How Sustainable is the Culture of Instagram Influencers?
The likes of Instagram have created a new breed of marketers that have flipped traditional advertising strategies. Rather than selling directly to target demographics brands focus instead on catching the attention of key individuals. Companies have realised that one photo on an Instagram account with over 100,000 followers is reaching more people directly than any traditional ad campaign can. There are 400 million active users on Instagram and it has a younger user base than any of the other major networks including Facebook and Twitter. This younger audience is highly aspirational and are obsessed with following and portraying certain lifestyles. Therefore, images are the most powerful channel to reach and engage with them.
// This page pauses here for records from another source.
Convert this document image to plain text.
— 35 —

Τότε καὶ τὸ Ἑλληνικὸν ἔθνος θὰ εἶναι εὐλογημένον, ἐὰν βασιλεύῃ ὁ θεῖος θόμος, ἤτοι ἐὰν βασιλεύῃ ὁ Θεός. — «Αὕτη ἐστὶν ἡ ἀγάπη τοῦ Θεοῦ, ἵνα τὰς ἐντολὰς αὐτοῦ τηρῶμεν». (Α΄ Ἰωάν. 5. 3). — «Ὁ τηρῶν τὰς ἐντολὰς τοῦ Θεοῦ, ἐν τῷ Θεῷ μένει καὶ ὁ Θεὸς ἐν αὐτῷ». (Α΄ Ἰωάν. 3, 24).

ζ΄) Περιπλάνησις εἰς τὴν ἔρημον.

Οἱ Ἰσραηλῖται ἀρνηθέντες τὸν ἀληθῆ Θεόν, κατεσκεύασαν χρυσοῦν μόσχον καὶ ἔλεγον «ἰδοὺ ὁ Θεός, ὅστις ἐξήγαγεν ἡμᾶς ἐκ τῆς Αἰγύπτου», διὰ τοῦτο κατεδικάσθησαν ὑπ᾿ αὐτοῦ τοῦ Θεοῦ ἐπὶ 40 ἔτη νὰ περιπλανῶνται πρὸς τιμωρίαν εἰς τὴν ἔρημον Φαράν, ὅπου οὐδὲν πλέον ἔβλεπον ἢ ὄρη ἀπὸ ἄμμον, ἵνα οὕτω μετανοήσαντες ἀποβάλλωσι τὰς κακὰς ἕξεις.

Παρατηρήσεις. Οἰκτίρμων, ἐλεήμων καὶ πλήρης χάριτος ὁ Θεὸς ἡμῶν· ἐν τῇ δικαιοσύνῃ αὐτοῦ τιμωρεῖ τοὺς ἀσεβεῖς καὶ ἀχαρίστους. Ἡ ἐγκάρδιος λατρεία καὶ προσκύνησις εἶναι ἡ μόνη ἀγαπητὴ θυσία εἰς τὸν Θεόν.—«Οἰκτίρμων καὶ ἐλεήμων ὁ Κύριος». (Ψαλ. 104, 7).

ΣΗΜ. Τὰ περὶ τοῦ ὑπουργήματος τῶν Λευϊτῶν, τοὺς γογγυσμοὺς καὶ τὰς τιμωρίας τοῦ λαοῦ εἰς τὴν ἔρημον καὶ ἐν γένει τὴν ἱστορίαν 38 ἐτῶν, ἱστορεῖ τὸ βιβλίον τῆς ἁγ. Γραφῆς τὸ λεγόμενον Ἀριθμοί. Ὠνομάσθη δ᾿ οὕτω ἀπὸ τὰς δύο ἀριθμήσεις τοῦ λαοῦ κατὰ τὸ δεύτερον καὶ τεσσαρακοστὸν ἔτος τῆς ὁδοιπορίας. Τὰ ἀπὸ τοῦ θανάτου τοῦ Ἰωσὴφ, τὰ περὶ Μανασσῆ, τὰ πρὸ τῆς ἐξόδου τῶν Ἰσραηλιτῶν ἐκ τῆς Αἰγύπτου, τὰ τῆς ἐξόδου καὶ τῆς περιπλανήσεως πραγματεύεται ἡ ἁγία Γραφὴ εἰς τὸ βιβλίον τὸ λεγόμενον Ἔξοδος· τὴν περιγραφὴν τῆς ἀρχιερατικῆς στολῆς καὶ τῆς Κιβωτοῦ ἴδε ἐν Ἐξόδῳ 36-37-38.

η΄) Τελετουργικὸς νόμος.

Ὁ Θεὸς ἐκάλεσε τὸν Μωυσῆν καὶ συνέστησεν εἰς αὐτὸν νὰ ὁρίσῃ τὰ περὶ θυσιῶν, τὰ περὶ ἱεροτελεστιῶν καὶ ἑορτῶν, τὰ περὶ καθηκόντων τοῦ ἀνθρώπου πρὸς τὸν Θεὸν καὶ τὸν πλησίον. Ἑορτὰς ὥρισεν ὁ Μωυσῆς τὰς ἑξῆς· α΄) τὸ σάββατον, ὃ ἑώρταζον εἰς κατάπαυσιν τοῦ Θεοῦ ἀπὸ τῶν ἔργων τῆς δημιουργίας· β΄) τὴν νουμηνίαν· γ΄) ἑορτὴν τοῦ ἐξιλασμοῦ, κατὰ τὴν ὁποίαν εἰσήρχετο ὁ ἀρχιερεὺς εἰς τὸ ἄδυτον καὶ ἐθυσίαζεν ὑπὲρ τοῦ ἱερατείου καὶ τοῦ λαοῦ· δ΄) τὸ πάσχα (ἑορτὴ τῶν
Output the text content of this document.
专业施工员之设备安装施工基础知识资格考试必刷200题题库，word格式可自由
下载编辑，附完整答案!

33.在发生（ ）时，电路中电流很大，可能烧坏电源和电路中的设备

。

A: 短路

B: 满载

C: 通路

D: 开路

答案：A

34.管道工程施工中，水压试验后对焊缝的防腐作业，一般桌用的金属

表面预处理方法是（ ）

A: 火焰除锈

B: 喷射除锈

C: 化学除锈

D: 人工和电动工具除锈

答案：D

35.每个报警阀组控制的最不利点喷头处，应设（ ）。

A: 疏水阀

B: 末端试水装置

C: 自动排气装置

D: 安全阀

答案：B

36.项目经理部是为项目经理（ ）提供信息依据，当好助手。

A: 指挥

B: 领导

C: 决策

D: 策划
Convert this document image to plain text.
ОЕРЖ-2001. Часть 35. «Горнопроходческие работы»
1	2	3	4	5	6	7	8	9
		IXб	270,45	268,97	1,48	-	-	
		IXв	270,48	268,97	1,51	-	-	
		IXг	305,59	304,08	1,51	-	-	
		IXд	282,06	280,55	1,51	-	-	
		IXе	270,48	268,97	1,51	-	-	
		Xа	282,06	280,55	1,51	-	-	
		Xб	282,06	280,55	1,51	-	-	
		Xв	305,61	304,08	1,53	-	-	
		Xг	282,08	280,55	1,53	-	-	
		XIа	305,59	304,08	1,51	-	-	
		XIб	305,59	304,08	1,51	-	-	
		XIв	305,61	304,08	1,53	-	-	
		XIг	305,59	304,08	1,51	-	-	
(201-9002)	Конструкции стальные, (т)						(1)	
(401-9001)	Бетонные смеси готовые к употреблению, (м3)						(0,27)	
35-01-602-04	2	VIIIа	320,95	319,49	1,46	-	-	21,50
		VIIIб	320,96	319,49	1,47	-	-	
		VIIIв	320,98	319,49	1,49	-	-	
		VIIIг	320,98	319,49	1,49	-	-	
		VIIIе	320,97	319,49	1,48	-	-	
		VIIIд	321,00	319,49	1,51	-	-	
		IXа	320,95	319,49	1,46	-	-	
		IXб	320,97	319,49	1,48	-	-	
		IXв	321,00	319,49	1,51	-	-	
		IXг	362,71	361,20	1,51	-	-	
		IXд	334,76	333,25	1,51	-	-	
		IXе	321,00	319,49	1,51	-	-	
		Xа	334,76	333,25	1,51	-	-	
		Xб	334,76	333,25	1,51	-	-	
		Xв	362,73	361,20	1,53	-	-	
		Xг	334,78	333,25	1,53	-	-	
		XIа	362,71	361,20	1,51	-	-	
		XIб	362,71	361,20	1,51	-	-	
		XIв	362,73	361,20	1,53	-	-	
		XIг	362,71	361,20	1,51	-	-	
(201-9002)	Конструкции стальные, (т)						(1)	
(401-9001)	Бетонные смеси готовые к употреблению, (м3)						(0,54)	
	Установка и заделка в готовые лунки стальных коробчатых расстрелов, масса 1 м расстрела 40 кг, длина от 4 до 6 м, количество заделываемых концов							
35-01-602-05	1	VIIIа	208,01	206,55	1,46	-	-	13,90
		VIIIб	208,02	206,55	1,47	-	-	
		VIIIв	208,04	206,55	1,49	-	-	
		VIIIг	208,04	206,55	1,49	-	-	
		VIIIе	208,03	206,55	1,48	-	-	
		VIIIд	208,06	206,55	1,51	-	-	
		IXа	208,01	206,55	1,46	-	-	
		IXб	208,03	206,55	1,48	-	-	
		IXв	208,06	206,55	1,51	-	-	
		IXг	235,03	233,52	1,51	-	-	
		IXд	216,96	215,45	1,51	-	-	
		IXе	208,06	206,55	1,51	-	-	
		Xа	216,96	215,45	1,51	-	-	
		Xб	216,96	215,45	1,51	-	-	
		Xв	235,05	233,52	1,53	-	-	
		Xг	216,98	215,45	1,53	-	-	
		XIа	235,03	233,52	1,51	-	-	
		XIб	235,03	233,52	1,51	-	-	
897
So brands face a challenge of finding marketing approaches that don’t annoy or encroach on users and many have taken to Instagram to use native advertising techniques. They engage with celebrities and influencers and negotiate deals where the influencer will use the brand’s product, post pictures and link to their website etc in exchange for money. Some influencers are earning six figures salaries from commercial endorsement deals and for many companies it has been the most successful way to associate their brand with consumers sense of self.
However, the Federal Trade Commission (FTC) recently released new guidelines for native advertising which might hinder the success of these campaigns. This is a guide for businesses in an effort to clarify when native advertising may cross the line and become deceptive to consumers. The responsibility of ensuring that native ads are identifiable as advertising falls to the advertisers.
The first company to be caught out by the new regulations was US fashion brand Lord & Taylor. They had paid 50 influencers to post photos of themselves wearing one of its dresses, but failed to disclose that it had provided the dresses for free and paid each influencer thousands of dollars, hence misleading consumers. This is the first case of its kind – and in this instance Lord & Taylor avoided being fined. The dress campaign was hugely effective reaching 11.4 million users over the two days and receiving 328,000 brand engagements. The dress sold out completely which shows just how powerful native advertising can be.
The way ads work on Instagram is changing again and it’s set to become an even bigger hotbed for advertising. It has been estimated that their ad revenue will reach more than $2 billion worldwide by 2017. However, the question remains that if influencers have to disclose they were paid by endorsers will consumers continue to engage or will they see right through it?